Não fossem os frescos, os azulejos, a brancura das igrejas e ermidas, das mansões brasonadas, dir-se-ia que estaria algures no Iowa, perdido na planície do Kansas, imerso no silêncio do campo, o murmúrio do vento agitando as papoilas que emergem de tufos de ervas daninhas, o voo cúmplice das cegonhas acompanhado-me os passos.
De súbito, estaco, paro de arrastar os pés e escuto ao longe o ronco metálico de um motor, o som rouco e áspero de um camião.

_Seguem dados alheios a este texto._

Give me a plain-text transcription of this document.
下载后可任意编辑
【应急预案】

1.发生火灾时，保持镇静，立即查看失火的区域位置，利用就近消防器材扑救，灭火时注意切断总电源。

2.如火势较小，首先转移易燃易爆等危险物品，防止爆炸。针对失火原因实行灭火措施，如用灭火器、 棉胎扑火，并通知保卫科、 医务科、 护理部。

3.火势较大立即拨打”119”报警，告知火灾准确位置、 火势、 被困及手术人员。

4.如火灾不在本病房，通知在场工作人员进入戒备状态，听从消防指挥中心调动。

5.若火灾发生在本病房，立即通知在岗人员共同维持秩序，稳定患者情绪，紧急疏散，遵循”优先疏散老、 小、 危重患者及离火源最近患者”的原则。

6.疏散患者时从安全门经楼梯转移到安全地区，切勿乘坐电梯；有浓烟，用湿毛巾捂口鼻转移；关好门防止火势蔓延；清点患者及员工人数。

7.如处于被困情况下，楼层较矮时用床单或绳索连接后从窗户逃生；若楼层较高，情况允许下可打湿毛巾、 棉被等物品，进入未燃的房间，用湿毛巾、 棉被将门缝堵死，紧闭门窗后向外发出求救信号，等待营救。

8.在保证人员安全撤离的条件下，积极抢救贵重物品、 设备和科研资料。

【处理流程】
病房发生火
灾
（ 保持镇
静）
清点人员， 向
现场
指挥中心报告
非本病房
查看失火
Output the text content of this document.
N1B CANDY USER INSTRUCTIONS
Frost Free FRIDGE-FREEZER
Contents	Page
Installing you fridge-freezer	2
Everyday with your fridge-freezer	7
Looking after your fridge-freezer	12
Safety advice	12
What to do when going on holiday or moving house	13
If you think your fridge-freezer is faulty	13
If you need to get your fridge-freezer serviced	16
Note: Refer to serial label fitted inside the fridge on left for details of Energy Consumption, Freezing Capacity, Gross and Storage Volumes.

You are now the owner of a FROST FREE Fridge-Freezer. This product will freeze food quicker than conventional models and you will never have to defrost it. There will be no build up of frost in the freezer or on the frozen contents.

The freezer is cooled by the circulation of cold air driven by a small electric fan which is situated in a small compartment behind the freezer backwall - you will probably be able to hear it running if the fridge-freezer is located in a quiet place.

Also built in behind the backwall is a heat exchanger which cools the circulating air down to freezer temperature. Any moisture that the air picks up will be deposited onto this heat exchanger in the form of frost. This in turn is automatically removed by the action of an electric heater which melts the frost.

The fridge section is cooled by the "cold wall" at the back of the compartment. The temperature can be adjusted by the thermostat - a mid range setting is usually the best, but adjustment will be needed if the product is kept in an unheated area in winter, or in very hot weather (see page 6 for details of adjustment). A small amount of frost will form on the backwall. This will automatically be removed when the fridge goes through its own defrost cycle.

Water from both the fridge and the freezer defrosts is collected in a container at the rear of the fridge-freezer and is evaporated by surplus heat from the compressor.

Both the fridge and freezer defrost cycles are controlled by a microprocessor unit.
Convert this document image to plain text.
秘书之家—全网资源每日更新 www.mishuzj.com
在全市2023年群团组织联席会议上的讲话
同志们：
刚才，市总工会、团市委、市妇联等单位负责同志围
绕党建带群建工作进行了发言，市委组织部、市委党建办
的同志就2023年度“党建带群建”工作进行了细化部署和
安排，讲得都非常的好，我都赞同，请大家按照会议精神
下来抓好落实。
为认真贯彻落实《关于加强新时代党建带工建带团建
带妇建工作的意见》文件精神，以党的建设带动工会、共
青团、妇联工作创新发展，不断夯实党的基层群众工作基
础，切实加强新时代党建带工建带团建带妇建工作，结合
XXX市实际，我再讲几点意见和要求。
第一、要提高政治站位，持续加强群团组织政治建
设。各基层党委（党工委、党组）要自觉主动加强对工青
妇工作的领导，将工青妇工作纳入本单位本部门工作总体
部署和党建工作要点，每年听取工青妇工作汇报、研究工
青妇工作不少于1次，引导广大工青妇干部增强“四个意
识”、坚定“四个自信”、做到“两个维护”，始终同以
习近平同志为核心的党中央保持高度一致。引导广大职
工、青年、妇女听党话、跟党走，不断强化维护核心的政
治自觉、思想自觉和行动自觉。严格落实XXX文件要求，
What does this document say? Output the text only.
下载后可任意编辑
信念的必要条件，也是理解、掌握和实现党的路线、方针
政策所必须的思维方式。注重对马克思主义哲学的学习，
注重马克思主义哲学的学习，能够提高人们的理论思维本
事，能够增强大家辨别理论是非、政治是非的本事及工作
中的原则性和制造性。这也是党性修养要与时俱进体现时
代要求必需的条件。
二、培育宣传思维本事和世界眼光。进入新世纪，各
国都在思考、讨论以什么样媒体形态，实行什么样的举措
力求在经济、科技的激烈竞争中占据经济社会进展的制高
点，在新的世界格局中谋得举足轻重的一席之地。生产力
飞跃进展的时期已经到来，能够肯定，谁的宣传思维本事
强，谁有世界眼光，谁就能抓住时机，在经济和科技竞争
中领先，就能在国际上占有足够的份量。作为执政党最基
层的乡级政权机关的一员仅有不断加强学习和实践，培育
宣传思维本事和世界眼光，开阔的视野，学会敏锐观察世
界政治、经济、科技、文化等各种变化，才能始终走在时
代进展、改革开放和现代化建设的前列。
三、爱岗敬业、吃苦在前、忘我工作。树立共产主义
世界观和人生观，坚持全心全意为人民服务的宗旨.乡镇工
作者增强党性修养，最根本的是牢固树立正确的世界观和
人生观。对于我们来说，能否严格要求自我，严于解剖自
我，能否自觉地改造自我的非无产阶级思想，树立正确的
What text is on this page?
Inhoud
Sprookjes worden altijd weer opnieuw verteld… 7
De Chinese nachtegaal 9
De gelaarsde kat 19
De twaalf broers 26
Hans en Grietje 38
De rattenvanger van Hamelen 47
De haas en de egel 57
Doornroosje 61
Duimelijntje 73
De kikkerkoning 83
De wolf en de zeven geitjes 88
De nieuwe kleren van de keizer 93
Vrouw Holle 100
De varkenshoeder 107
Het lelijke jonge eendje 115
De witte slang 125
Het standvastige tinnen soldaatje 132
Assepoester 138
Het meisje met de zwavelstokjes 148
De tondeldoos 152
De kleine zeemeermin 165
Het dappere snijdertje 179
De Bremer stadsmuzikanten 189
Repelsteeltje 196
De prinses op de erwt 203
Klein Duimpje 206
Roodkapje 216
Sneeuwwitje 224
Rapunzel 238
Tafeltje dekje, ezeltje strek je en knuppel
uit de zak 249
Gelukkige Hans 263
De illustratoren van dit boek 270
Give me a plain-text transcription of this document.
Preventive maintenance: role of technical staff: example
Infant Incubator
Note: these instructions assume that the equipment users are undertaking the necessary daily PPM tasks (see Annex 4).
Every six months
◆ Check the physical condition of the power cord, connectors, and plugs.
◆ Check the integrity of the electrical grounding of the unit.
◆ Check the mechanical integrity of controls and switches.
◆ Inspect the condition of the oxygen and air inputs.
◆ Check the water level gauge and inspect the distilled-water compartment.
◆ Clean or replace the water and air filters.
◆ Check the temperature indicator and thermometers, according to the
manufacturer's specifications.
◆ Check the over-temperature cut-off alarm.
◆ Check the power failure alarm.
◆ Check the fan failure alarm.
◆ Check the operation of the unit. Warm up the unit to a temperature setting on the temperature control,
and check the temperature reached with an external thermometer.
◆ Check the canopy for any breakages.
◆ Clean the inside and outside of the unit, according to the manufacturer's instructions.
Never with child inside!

Com sorte, este aperceber-se-á da minha presença indefesa entre as ervas de uma berma inexistente e encosta à direita, os rodados avançando prepotentes pela solitária tira de cimento onde alguém escreveu em letras garrafais a branco AMO-TE.
De repente, um trecho de ervas foi roçado junto ao asfalto para ali alguém erguer uma homenagem perturbadora e comovente a uma vítima das estradas. Rosas amarelas, cor de rosa, encarnadas, abraçam o rosto emoldurado de uma jovem mulher.
Ali o campo está vazio, vedado por cercas de madeira e arame farpado e à venda, uma província inteira esperando compradores. Multiplicam-se os cartazes “vende-se propriedade” ou “quintas à venda”. Só desperto com a algazarra dos cicloturistas ou a lentidão cavalgante de uma carroça de ciganos que se avomula, oscilante, no horizonte nublado, uma cigana de lenço na cabeça segurando as rédeas de um cavalo relutante. Uma pedreira, casas brancas emolduradas de amarelo e estou a entrar em Viana do Alentejo quando ouço um cavaquear alegre vindo de uma paragem de autocarro: “Então?”, saúdam dois homens, “não tira uma foto à gente?”
Viana está de luto pelo encerramento das urgências locais e em dia de greve de professores. A desetificação que me acompanhava Alentejo acima é atenuada ali pela presença de estudantes que agitam as ruas estreitas, brancas e amarelas à noite ou frequentam bares da moda. Na minha hospedaria, a proprietária está preocupada com a vida algo disfuncional de uma jovem hóspede. “Esteja descansada, Dona Deolinda, a gente vai falar com ela, até a nível de contraceptivos e tudo. Ela está andando um pouco perdida e tem de ser ajudada”. Ainda namora com o mesmo sujeito? “Nã sei, eu tenho-a visto com más companhias mas esteja descansada Dona Deolinda, a gente vai conversar com a moça...”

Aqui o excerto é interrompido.